While Xander is fixing cars and playing guitar, he’s trying to work his way into Naomi’s heart. He’s an avid reader and an astute observer, and puts together the Naomi of his acquaintance with the Naomi Bowes who helped stop her serial killer father. He holds his discovery to himself, even when women around their little town begin disappearing.
For Naomi, the disappearances of two women is bad enough. When their bodies are found mirroring the abuse that her father put on his victims, she becomes distraught. Mason arrives shortly after the second abduction. Unlike Naomi who tried to put distance between the child she was and the adult she became, Mason has studied serial killers, including his father, with the hopes of understanding them so he can help the FBI stop them.
As the disappearances continue and the body count rises, Naomi wonders why her life is crossing with a second serial killer. In the end, she and Tag are responsible for the capture of the killer.
Now onto my personal views:
I will admit to being a huge Nora fan, and as such, I’ve read almost everything she’s done, so I may be a bit biased here. But honestly, I liked The Obsession. A lot.
Typical of a Nora Roberts romantic suspense, the characters are engaging and the dialogue is witty and quick. Roberts takes us on a roller-coaster ride of emotion through the entire tale. We, the reader, feel the euphoria as Naomi looks out her window to the sea, and we feel the desolation that the dreams and discovery bring.
I can fully empathize with the character of Naomi, who just wanted to put the past behind her and move on with her life. I know when certain events from my past that I’d rather forget peek out, what that does to me. For many of us, we want to leave those skeletons in the closet and get on with the rest of our normally scheduled life. And when things happen that force us to confront those skeletons, we’re never really sure how things are going to work out until we’re done.
That being said, I liked Xander quite a bit. He’s got priorities and rituals that he lives by, but he’s not so stuck in his ways that he can’t take a detour every once and a while. Xander is a loyal friend, and Roberts shows this by several times having either Xander or Kevin comment about “…friends womb to tomb…” Xander is there to help his friends with whatever they need and he does so with a smile on his face.
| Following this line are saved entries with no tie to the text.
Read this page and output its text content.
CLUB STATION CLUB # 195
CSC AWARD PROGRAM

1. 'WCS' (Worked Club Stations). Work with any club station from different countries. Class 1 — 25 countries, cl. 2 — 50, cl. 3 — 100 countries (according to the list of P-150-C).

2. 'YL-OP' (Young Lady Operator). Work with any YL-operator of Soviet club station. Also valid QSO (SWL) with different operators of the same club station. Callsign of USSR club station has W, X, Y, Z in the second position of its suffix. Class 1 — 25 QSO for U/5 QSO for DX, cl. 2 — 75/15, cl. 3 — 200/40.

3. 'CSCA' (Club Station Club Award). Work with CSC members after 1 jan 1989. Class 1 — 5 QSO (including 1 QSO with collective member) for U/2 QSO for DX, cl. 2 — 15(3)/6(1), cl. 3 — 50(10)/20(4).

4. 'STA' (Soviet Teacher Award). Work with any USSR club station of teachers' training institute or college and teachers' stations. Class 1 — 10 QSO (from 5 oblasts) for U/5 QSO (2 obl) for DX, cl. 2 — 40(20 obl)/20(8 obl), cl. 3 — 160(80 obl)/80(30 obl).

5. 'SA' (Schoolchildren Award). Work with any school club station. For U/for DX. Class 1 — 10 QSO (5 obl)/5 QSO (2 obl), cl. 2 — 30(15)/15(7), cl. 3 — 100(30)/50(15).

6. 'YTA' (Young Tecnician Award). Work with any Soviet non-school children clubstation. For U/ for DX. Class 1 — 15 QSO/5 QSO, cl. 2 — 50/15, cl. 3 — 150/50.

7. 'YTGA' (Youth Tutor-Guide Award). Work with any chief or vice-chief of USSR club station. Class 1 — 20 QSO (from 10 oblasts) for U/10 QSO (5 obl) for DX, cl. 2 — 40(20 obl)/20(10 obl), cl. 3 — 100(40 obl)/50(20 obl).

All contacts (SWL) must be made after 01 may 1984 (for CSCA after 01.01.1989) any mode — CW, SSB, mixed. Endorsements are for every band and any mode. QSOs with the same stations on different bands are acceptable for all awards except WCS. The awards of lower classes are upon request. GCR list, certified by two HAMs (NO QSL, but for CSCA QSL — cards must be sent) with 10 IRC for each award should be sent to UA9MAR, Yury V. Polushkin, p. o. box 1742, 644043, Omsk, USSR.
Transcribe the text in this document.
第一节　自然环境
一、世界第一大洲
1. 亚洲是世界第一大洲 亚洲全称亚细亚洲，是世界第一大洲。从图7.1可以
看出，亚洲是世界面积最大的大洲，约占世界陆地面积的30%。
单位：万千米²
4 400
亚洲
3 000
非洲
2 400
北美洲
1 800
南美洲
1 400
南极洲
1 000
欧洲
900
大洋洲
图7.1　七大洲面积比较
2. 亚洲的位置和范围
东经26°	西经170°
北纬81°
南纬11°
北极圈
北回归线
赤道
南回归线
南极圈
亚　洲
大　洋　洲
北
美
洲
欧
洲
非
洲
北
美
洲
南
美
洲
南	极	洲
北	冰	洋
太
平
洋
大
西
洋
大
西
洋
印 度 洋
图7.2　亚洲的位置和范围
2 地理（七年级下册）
Overall, the pacing of the book was great. Like many of her other books, I read this in one sitting. Roberts has mastered the art of bouncing between the mystery and the romance of the story. She’s got a terrific formula that she seems to follow regularly. Like most of her recent books, The Obsession is broken into a few section, each focusing on a different part of drama and it reminds me of a play broken into the various acts. Each act has its own rhythm, but the transition from the crimes to the love scenes are done well.
One thing I was glad about with this book, I didn’t figure out who the killer was within the first five minutes. By the end of Act 1, I was pretty sure a specific person was involved somehow. But since the bodies don’t’ start appearing for a while after that, I wasn’t sure what role the character was going to play. I also will say, that I didn’t figure out exactly what the plot or twist was going to be until well into the book. So, in my opinion, this year’s stand alone romantic suspense novel was several steps up from last year’s entry, The Liar.
The heat level in The Obsession was typical of Roberts’ recent releases. I would put it Med-high. There was enough in there that I wouldn’t let my 12 year old niece read it, but not so much that I skipped pages to avoid feeling embarrassed. If you’ve read any of Roberts’ other work that she’s put out in the past 5 to 10 years, the heat level is fairly close to those.
Would I recommend this book? Absolutely. It’s a great read and would be a wonderful addition to any bookshelf.